By Bryan K. Johnson, Managing Partner – Johnson & Company

A fund serious about raising assets, must differentiate between “suspects”, “prospects” and “relationships” when marketing. The “pipeline” should largely be composed of “PROSPECTS” and RELATIONSHIPS that are “allocation-ready” or being nurtured to that point. Most new and smaller funds have a large inventory of suspects, few REAL prospects and a phantom “pipeline” of relationships.

When a new or smaller fund is marketing, it must restrict time, energy and money to the ACTIONS, PROSPECTS and RELATIONSHIPS that offer the best results. Wasting time and resources “chasing institutional unicorns” or with “suspects” takes away from focusing on “prospects” to build the RIGHT “relationships”. Also, there are different marketing strategies and types of engagement based on the designations. If they are a “suspect”, they are in the “profiling” phase. If they are a “prospect”, they are in the “cultivation” phase and if they are a “relationship”, they are in the “nurturing” phase until they are allocation-ready. We coach this approach as standard practice to efficiently, effectively and economically move through the allocation pathway. Let me share how we differentiate between these 3 critical steps and groups:

The Profiling Phase – What is a “Suspect”?

  1. Suspects are what you get when you buy a list of investors, gather contacts from conferences or you assemble a broad list of personal acquaintances, professional contacts as well as others you feel may have a genuine interest in your fund. After researching and mapping (“profiling”!!) determine if they are REAL and MAY be receptive to a BRIEF initial introduction of your fund. (Note: Don’t let ego convince you a “suspect” may be REAL by sheer force of your charisma or will! – DISCARD THE UNREAL & UNSUITABLE QUICKLY!)

The Cultivation Phase – What is a “Prospect”?

  1. You have a BRIEF initial introductory conversation, you “feel” (remember ‘feelings are NOT facts’!) they may be “appropriate” given your fund profile. Although you don’t know all the key details regarding their suitability (asset allocation, intermediation, experience, finances, etc.) and ability to allocate.
  2. You’ve had a brief but QUALITY conversation with the DECISION-MAKER(S) and made an offer to send “target front-end collateral” (what you send here is key!) and a “promise” to follow-up. Btw, “send me what you have” without follow-up is NOT a quality touchpoint.

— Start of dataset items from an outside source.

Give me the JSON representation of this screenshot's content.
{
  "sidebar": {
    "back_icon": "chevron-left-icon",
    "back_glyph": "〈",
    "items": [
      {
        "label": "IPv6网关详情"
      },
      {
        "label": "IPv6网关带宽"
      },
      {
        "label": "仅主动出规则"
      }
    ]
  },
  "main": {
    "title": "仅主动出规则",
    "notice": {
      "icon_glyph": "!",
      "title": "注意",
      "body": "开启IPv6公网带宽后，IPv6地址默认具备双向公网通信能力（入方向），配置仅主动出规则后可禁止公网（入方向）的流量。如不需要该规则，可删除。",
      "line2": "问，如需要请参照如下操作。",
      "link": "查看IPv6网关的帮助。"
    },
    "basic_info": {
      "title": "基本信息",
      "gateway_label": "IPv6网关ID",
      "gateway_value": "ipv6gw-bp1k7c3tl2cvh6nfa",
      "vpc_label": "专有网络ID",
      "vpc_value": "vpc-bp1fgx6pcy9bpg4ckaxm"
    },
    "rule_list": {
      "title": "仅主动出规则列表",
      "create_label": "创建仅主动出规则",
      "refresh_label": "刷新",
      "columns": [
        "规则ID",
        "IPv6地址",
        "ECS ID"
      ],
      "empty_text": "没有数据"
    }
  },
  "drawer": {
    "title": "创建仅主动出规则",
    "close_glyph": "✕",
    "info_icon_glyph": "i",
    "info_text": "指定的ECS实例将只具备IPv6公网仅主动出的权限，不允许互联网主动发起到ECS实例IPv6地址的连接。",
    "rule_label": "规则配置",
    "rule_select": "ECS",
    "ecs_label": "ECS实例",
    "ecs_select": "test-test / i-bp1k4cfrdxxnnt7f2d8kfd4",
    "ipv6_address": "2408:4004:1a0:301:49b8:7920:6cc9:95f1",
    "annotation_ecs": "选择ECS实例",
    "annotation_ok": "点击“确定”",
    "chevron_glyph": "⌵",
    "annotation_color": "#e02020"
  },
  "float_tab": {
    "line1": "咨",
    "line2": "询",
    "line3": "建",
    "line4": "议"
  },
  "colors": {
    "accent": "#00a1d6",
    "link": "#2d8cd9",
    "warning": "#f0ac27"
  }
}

The Nurturing Phase – What is a “Relationship”?
Three (3) criterion must be met to consider someone a legitimate RELATIONSHIP:

  1. You’ve had a face-to-face QUALITY discussion. This is a big one! In order for someone to be a RELATIONSHIP, you’ve formally met and discussed the finer points of your fund in terms of their asset allocation and portfolio structure with the DECISION-MAKER(S) and most critically, you have gathered deep investor insight.
  2. Relationships need to be investors that you feel would be ideal: Long-term large sticky assets. It’s that simple. You know key details such as assets, experience, intermediation and attitude, which all need to be pointing in the RIGHT direction.
  3. They were receptive when you broached the allocation issue, they want to move forward with a level of higher-conviction interest (monitoring) or ideally formal due diligence and YOU make a commitment to THEM to follow-up on a disciplined, customized contact schedule until they are “allocation-ready”.

Most new and smaller funds use the terms “prospect” and “relationship” too loosely. Look at your “pipeline” and triage it into the 3 groups – suspects, prospects and relationships. This is critical to determine next steps with each group. Moreover, this action provides an essential reality check for marketing and fundraising. Some may find it time to get rid of the suspects (“stop chasing unicorns”), start better engaging the RIGHT “prospects” to form the RIGHT “relationships” to raise assets.